Mark Cory Rooney (born 1968) is an American record producer. He has written, produced, and developed various successful records for artists including Mariah Carey, Mary J. Blige, Jessica Simpson, Jennifer Lopez, Marc Anthony, Thalia, Michael Jackson, and Destiny's Child.

Life and career 
Rooney was raised in Jamaica, Queens, New York City, and at an early age he was exposed to the music industry by his parents, Herb Rooney and Brenda Reid of The Exciters, who toured with The Beatles in the early 1960s.  His father later branched out into production and was responsible for both the piano part and production on the Isley Brothers single, "It's Your Thing".  When the original members disbanded, his mother, Brenda Reid, brought her children into the band to continue the group. As a teenager he was later a member of a band called The Exciters.

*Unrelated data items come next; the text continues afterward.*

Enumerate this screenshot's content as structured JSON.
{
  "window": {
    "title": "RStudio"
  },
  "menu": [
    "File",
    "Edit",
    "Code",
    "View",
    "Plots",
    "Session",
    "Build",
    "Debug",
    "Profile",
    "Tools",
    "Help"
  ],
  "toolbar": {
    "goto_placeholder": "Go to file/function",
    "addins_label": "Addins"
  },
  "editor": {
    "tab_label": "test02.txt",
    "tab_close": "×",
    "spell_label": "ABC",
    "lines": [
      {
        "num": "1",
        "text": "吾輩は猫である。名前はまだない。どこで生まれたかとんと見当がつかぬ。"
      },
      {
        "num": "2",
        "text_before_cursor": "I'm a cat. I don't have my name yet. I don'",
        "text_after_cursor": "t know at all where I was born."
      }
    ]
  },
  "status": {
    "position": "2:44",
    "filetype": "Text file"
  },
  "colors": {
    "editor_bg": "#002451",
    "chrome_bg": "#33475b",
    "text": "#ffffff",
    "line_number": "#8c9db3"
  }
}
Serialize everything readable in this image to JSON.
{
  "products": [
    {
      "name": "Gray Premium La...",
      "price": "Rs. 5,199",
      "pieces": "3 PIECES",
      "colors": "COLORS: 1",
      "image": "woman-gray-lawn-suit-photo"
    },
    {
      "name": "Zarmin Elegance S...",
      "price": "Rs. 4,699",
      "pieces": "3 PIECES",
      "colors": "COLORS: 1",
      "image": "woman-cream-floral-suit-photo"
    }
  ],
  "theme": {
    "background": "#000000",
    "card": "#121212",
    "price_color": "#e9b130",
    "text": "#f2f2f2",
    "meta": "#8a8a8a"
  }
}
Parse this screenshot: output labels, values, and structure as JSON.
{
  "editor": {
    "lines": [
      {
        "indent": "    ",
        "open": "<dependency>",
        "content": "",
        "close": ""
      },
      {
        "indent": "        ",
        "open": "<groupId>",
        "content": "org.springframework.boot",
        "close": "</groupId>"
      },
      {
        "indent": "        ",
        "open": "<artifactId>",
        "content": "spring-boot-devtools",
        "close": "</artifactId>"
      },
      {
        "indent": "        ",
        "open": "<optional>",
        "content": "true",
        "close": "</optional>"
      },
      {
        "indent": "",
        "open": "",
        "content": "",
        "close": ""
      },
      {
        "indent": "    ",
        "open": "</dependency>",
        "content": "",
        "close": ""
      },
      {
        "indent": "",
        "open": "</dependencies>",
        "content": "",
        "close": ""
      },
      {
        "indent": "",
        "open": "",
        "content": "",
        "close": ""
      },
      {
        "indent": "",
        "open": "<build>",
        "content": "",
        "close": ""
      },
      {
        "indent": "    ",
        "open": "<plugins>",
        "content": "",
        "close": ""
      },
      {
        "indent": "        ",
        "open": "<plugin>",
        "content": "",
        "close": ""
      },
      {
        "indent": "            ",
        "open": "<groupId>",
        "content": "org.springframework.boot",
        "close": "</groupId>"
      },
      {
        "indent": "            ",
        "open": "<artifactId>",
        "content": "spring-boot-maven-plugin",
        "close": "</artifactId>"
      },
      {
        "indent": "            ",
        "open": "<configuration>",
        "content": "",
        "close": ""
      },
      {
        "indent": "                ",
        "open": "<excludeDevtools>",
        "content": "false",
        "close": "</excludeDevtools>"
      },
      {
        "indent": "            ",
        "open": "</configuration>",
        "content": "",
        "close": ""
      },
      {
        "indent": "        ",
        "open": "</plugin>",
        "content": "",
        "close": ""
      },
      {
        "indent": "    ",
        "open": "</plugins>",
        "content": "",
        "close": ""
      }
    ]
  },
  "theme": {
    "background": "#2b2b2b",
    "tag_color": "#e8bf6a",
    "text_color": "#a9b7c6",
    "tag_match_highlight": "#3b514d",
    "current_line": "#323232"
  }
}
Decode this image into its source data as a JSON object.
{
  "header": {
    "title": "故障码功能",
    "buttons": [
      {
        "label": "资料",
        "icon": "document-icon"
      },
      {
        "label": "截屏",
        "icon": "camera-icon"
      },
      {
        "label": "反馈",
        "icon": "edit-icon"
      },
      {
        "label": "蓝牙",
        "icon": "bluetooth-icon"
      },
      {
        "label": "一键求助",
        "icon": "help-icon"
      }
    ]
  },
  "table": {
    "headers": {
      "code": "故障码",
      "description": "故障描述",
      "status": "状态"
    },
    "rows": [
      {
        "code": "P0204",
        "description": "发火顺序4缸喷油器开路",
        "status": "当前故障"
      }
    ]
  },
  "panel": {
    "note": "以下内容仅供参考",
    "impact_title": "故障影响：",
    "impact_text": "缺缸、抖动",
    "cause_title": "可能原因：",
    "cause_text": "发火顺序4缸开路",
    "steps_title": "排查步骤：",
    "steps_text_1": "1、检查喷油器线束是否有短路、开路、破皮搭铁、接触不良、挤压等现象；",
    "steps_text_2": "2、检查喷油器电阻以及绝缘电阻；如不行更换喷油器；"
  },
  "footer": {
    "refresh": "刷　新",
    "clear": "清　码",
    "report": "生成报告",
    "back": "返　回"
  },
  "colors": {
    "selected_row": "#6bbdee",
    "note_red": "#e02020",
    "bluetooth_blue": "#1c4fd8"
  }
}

In the 1990s Rooney and Prince Markie Dee of the Fat Boys released two solo albums by Prince Markie Dee including Billboards No. 1 Rap Single "Typical Reasons (Swing My Way)" (written by EMI writer/producer and Rooney's brother-in-law Hasan Johnson). Rooney and Prince Markie Dee formed the group Soul Convention together, when they were signed by Sony Music.  Rooney was approached by Sony to sign a solo artist deal but declined.  He went on to produce singles including "Real Love" and "Sweet Thing" by Mary J. Blige and "I'll Do 4 U" by Father MC at Uptown Records. Tommy Mottola signed him as a producer and eventually promoted him to vice president of A&R at Epic Records in 1994. Two years later, Rooney became VP of A&R at Crave Records.  Mottola subsequently named him Senior VP of Sony Music Entertainment in 1998.  Maintaining his position both as senior executive and producer at Sony, he was offered another executive position at Casablanca Records where he also wrote Lindsay Lohan's single, "Rumors".  He also produced the album and performed keyboards and provided background vocals. His albums have sold over 100 million copies and many of his albums have sold more than one million records.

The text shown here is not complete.